Q: My cousin is married but has been separated for more than 10 years. They didn't divorce due to her being able to stay on his health insurance. Her husband is a big spender and if he should pass away, could she be liable for the balance on his credit card? It is not a joint account. — Pat, via e-mail
A: The fact that your cousin is separated in most situations is of no moment, she and her husband are still married! If he passes away and leaves a large credit card balance is not unusual. If there are assets in his estate, those assets would have to be used to settle the account. If there is no estate, your cousin has no obligation to acquire those debts since she is not on the credit account. If there are others on any of his accounts, they may have obligations. It would seem to me that your cousin is completely safe.

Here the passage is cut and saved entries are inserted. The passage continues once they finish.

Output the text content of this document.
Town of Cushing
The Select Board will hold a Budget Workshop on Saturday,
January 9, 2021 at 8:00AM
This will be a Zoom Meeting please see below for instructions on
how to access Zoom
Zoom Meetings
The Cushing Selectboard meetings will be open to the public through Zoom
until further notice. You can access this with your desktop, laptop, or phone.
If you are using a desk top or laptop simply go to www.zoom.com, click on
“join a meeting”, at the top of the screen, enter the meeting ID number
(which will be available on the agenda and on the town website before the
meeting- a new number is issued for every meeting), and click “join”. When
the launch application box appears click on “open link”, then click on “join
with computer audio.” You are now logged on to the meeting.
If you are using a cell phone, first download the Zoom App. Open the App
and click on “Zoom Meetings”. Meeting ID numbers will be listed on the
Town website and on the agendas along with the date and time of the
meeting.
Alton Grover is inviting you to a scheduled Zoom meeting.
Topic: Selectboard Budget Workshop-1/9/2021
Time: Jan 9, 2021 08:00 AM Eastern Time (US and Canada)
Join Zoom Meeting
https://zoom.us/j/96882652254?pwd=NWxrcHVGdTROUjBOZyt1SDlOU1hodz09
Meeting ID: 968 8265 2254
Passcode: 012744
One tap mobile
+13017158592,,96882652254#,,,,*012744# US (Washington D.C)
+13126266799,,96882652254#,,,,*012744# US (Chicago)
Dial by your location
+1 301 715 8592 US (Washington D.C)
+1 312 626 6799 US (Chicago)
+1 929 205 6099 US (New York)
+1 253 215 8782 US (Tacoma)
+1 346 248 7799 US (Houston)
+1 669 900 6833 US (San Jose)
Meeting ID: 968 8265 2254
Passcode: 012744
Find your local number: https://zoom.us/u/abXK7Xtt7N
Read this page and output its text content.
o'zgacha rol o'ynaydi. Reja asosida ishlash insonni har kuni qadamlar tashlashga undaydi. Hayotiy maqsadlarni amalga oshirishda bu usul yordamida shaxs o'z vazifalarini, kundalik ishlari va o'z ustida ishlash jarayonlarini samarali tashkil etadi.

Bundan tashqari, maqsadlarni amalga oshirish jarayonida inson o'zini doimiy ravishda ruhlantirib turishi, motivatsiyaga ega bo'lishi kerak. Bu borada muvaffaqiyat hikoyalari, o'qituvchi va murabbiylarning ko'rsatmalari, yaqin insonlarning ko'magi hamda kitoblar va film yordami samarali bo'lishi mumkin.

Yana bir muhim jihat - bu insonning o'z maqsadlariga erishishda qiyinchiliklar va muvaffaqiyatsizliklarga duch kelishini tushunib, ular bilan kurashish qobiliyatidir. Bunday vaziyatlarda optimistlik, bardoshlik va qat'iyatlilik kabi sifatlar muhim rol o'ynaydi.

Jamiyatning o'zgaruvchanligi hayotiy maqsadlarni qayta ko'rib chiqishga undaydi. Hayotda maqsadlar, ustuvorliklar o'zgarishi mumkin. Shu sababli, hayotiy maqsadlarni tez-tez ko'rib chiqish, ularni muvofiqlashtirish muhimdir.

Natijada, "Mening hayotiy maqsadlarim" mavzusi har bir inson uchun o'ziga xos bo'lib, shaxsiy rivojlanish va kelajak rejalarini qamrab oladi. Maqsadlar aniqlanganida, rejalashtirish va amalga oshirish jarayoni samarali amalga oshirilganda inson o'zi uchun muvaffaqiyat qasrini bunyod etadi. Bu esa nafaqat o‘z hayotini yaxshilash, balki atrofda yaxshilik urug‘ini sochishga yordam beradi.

Q: We have a simple IRA with our employer. We have had it since 2005. Our broker invested us in a variable annuity. Is this a good idea? If not, how do we get out of it without being penalized? Where is a good place to put it? Any help would be appreciated! — E.B., via e-mail
A: There are no simple answers to your question. The fact that you had the variable annuity for six years tells me that the likelihood is that there will be little or no penalty if you wish to invest elsewhere. While I am not a particular fan of Variable Annuities, there are circumstances where they serve a purpose. You haven't indicated your age, amount of monies that are in the IRA, etc. Without these specifics, any advice that you would be given would be shaky. If you would drop me another note, simply telling me your ages, your tolerance for risk and when you intend to retire, I will be able to comment.